ON 1 April last year, during the London demonstrations against the G20 meeting then taking place, Ian Tomlinson, a newspaper seller, was hit with a police baton and pushed with force to the ground and died after struggling to walk away from the scene. He had not been involved in the demonstrations.

Yesterday the Director of Public Prosecutions, Keith Starmer, said that no charge would be brought against the policeman concerned because there was “no realistic prospect of getting a conviction.” Despite the existence of a video showing what happened Mr Starmer said that disagreements between doctors carrying out post-mortems would make a conviction impossible. Two doctors agreed that Mr Tomlinson died from “blunt force trauma and internal bleeding”; a third, Dr Freddy Patel, said that natural causes linked to a coronary artery disease was the cause. (Dr Patel is separately facing four charges of misconduct in relation to other post-mortems.)

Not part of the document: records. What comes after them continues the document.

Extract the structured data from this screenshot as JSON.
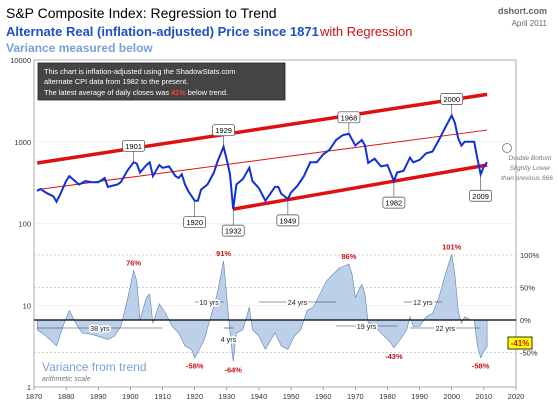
{
  "header": {
    "title": "S&P Composite Index: Regression to Trend",
    "subtitle_part1": "Alternate Real (inflation-adjusted) Price since 1871",
    "subtitle_part2": "with Regression",
    "subtitle2": "Variance measured below",
    "brand": "dshort.com",
    "date": "April 2011"
  },
  "colors": {
    "title": "#000000",
    "subtitle_blue": "#1f4fc9",
    "subtitle_red": "#cc1111",
    "variance_label": "#7aa0d8",
    "price_line": "#1030d8",
    "regression": "#dd1111",
    "variance_fill": "#bcd0ea",
    "variance_line": "#5f7fb8",
    "grid": "#c8c8c8",
    "annotation_red": "#cc1111",
    "highlight": "#ffff00"
  },
  "note": {
    "line1": "This chart is inflation-adjusted using the ShadowStats.com",
    "line2": "alternate CPI data from 1982 to the present.",
    "line3_pre": "The latest average of daily closes was ",
    "line3_pct": "41%",
    "line3_post": " below trend."
  },
  "side_note": {
    "line1": "Double Bottom",
    "line2": "Slightly Lower",
    "line3": "than previous 666"
  },
  "variance_panel": {
    "title": "Variance from trend",
    "subtitle": "arithmetic scale"
  },
  "chart_data": [
    {
      "type": "line",
      "scale": "log",
      "title": "Alternate Real Price with Regression",
      "x_ticks": [
        "1870",
        "1880",
        "1890",
        "1900",
        "1910",
        "1920",
        "1930",
        "1940",
        "1950",
        "1960",
        "1970",
        "1980",
        "1990",
        "2000",
        "2010",
        "2020"
      ],
      "y_ticks": [
        "1",
        "10",
        "100",
        "1000",
        "10000"
      ],
      "xlim": [
        1870,
        2020
      ],
      "ylim": [
        1,
        10000
      ],
      "series": [
        {
          "points": [
            [
              1871,
              250
            ],
            [
              1872,
              265
            ],
            [
              1874,
              235
            ],
            [
              1876,
              215
            ],
            [
              1877,
              185
            ],
            [
              1878,
              220
            ],
            [
              1880,
              330
            ],
            [
              1881,
              380
            ],
            [
              1884,
              300
            ],
            [
              1886,
              330
            ],
            [
              1888,
              320
            ],
            [
              1890,
              320
            ],
            [
              1892,
              360
            ],
            [
              1893,
              280
            ],
            [
              1896,
              300
            ],
            [
              1897,
              320
            ],
            [
              1899,
              440
            ],
            [
              1901,
              560
            ],
            [
              1902,
              540
            ],
            [
              1903,
              420
            ],
            [
              1905,
              520
            ],
            [
              1906,
              560
            ],
            [
              1907,
              380
            ],
            [
              1909,
              520
            ],
            [
              1910,
              480
            ],
            [
              1912,
              500
            ],
            [
              1914,
              380
            ],
            [
              1915,
              360
            ],
            [
              1916,
              400
            ],
            [
              1917,
              300
            ],
            [
              1918,
              250
            ],
            [
              1920,
              190
            ],
            [
              1921,
              190
            ],
            [
              1922,
              260
            ],
            [
              1924,
              300
            ],
            [
              1926,
              420
            ],
            [
              1927,
              560
            ],
            [
              1929,
              870
            ],
            [
              1930,
              600
            ],
            [
              1931,
              400
            ],
            [
              1932,
              150
            ],
            [
              1933,
              300
            ],
            [
              1935,
              350
            ],
            [
              1937,
              480
            ],
            [
              1938,
              330
            ],
            [
              1940,
              270
            ],
            [
              1942,
              190
            ],
            [
              1945,
              280
            ],
            [
              1946,
              280
            ],
            [
              1947,
              230
            ],
            [
              1949,
              200
            ],
            [
              1950,
              240
            ],
            [
              1952,
              290
            ],
            [
              1954,
              380
            ],
            [
              1956,
              560
            ],
            [
              1958,
              560
            ],
            [
              1960,
              700
            ],
            [
              1962,
              800
            ],
            [
              1964,
              1050
            ],
            [
              1966,
              1200
            ],
            [
              1968,
              1250
            ],
            [
              1970,
              900
            ],
            [
              1972,
              1050
            ],
            [
              1973,
              900
            ],
            [
              1974,
              550
            ],
            [
              1976,
              620
            ],
            [
              1978,
              500
            ],
            [
              1980,
              520
            ],
            [
              1982,
              330
            ],
            [
              1983,
              420
            ],
            [
              1985,
              440
            ],
            [
              1987,
              640
            ],
            [
              1988,
              560
            ],
            [
              1990,
              600
            ],
            [
              1992,
              720
            ],
            [
              1994,
              760
            ],
            [
              1996,
              1050
            ],
            [
              1998,
              1500
            ],
            [
              2000,
              2100
            ],
            [
              2001,
              1700
            ],
            [
              2002,
              1100
            ],
            [
              2003,
              900
            ],
            [
              2004,
              1000
            ],
            [
              2006,
              1000
            ],
            [
              2007,
              1000
            ],
            [
              2008,
              620
            ],
            [
              2009,
              400
            ],
            [
              2010,
              500
            ],
            [
              2011,
              560
            ]
          ]
        }
      ],
      "regression": {
        "y_1871": 260,
        "y_2011": 1390
      },
      "channel": {
        "upper_y_1871": 550,
        "upper_y_2011": 3800,
        "lower_y_1932": 150,
        "lower_y_2011": 520
      },
      "annotations": [
        {
          "x": 1901,
          "y": 560,
          "label": "1901"
        },
        {
          "x": 1929,
          "y": 870,
          "label": "1929"
        },
        {
          "x": 1920,
          "y": 190,
          "label": "1920"
        },
        {
          "x": 1932,
          "y": 150,
          "label": "1932"
        },
        {
          "x": 1949,
          "y": 200,
          "label": "1949"
        },
        {
          "x": 1968,
          "y": 1250,
          "label": "1968"
        },
        {
          "x": 1982,
          "y": 330,
          "label": "1982"
        },
        {
          "x": 2000,
          "y": 2100,
          "label": "2000"
        },
        {
          "x": 2009,
          "y": 400,
          "label": "2009"
        }
      ]
    },
    {
      "type": "area",
      "title": "Variance from trend",
      "y_ticks": [
        "100%",
        "50%",
        "0%",
        "-50%"
      ],
      "ylim": [
        -80,
        110
      ],
      "points": [
        [
          1871,
          -15
        ],
        [
          1873,
          -22
        ],
        [
          1875,
          -30
        ],
        [
          1877,
          -40
        ],
        [
          1879,
          -10
        ],
        [
          1881,
          15
        ],
        [
          1883,
          -5
        ],
        [
          1885,
          -20
        ],
        [
          1888,
          -22
        ],
        [
          1890,
          -25
        ],
        [
          1893,
          -30
        ],
        [
          1895,
          -25
        ],
        [
          1897,
          -10
        ],
        [
          1899,
          30
        ],
        [
          1901,
          76
        ],
        [
          1902,
          60
        ],
        [
          1903,
          0
        ],
        [
          1905,
          35
        ],
        [
          1906,
          40
        ],
        [
          1907,
          -5
        ],
        [
          1909,
          25
        ],
        [
          1911,
          10
        ],
        [
          1913,
          -10
        ],
        [
          1915,
          -20
        ],
        [
          1917,
          -40
        ],
        [
          1919,
          -45
        ],
        [
          1920,
          -58
        ],
        [
          1921,
          -50
        ],
        [
          1923,
          -30
        ],
        [
          1925,
          5
        ],
        [
          1927,
          40
        ],
        [
          1929,
          91
        ],
        [
          1930,
          35
        ],
        [
          1931,
          -20
        ],
        [
          1932,
          -64
        ],
        [
          1933,
          -20
        ],
        [
          1935,
          -15
        ],
        [
          1937,
          20
        ],
        [
          1938,
          -15
        ],
        [
          1940,
          -25
        ],
        [
          1942,
          -45
        ],
        [
          1945,
          -20
        ],
        [
          1947,
          -40
        ],
        [
          1949,
          -45
        ],
        [
          1951,
          -25
        ],
        [
          1953,
          -15
        ],
        [
          1955,
          15
        ],
        [
          1957,
          20
        ],
        [
          1959,
          40
        ],
        [
          1961,
          60
        ],
        [
          1963,
          70
        ],
        [
          1965,
          80
        ],
        [
          1968,
          86
        ],
        [
          1969,
          70
        ],
        [
          1970,
          35
        ],
        [
          1972,
          55
        ],
        [
          1973,
          40
        ],
        [
          1974,
          -5
        ],
        [
          1976,
          -5
        ],
        [
          1977,
          -15
        ],
        [
          1979,
          -25
        ],
        [
          1981,
          -35
        ],
        [
          1982,
          -43
        ],
        [
          1984,
          -30
        ],
        [
          1986,
          -15
        ],
        [
          1987,
          5
        ],
        [
          1988,
          -10
        ],
        [
          1990,
          -10
        ],
        [
          1992,
          5
        ],
        [
          1994,
          10
        ],
        [
          1996,
          35
        ],
        [
          1998,
          70
        ],
        [
          2000,
          101
        ],
        [
          2001,
          70
        ],
        [
          2002,
          15
        ],
        [
          2003,
          -5
        ],
        [
          2004,
          5
        ],
        [
          2006,
          0
        ],
        [
          2007,
          0
        ],
        [
          2008,
          -40
        ],
        [
          2009,
          -58
        ],
        [
          2010,
          -48
        ],
        [
          2011,
          -41
        ]
      ],
      "annotations": [
        {
          "x": 1901,
          "y": 76,
          "label": "76%"
        },
        {
          "x": 1929,
          "y": 91,
          "label": "91%"
        },
        {
          "x": 1968,
          "y": 86,
          "label": "86%"
        },
        {
          "x": 2000,
          "y": 101,
          "label": "101%"
        },
        {
          "x": 1920,
          "y": -58,
          "label": "-58%"
        },
        {
          "x": 1932,
          "y": -64,
          "label": "-64%"
        },
        {
          "x": 1982,
          "y": -43,
          "label": "-43%"
        },
        {
          "x": 2009,
          "y": -58,
          "label": "-58%"
        }
      ],
      "latest": "-41%",
      "spans": [
        {
          "x1": 1871,
          "x2": 1910,
          "label": "38 yrs"
        },
        {
          "x1": 1920,
          "x2": 1929,
          "label": "10 yrs"
        },
        {
          "x1": 1929,
          "x2": 1932,
          "label": "4 yrs"
        },
        {
          "x1": 1940,
          "x2": 1964,
          "label": "24 yrs"
        },
        {
          "x1": 1964,
          "x2": 1983,
          "label": "19 yrs"
        },
        {
          "x1": 1985,
          "x2": 1997,
          "label": "12 yrs"
        },
        {
          "x1": 1987,
          "x2": 2009,
          "label": "22 yrs"
        }
      ]
    }
  ]
}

Common sense suggests that a jury and not the Director of Public Prosecution should determine how Mr Tomlinson died and who was responsible according to the evidence, including the post-mortems. If the jury could not agree, at least the facts would have been brought out. Now nothing more will be known because the six month time limit for bringing an alternative charge of common assault has expired -- conveniently for the Metropolitan Police, it might be thought.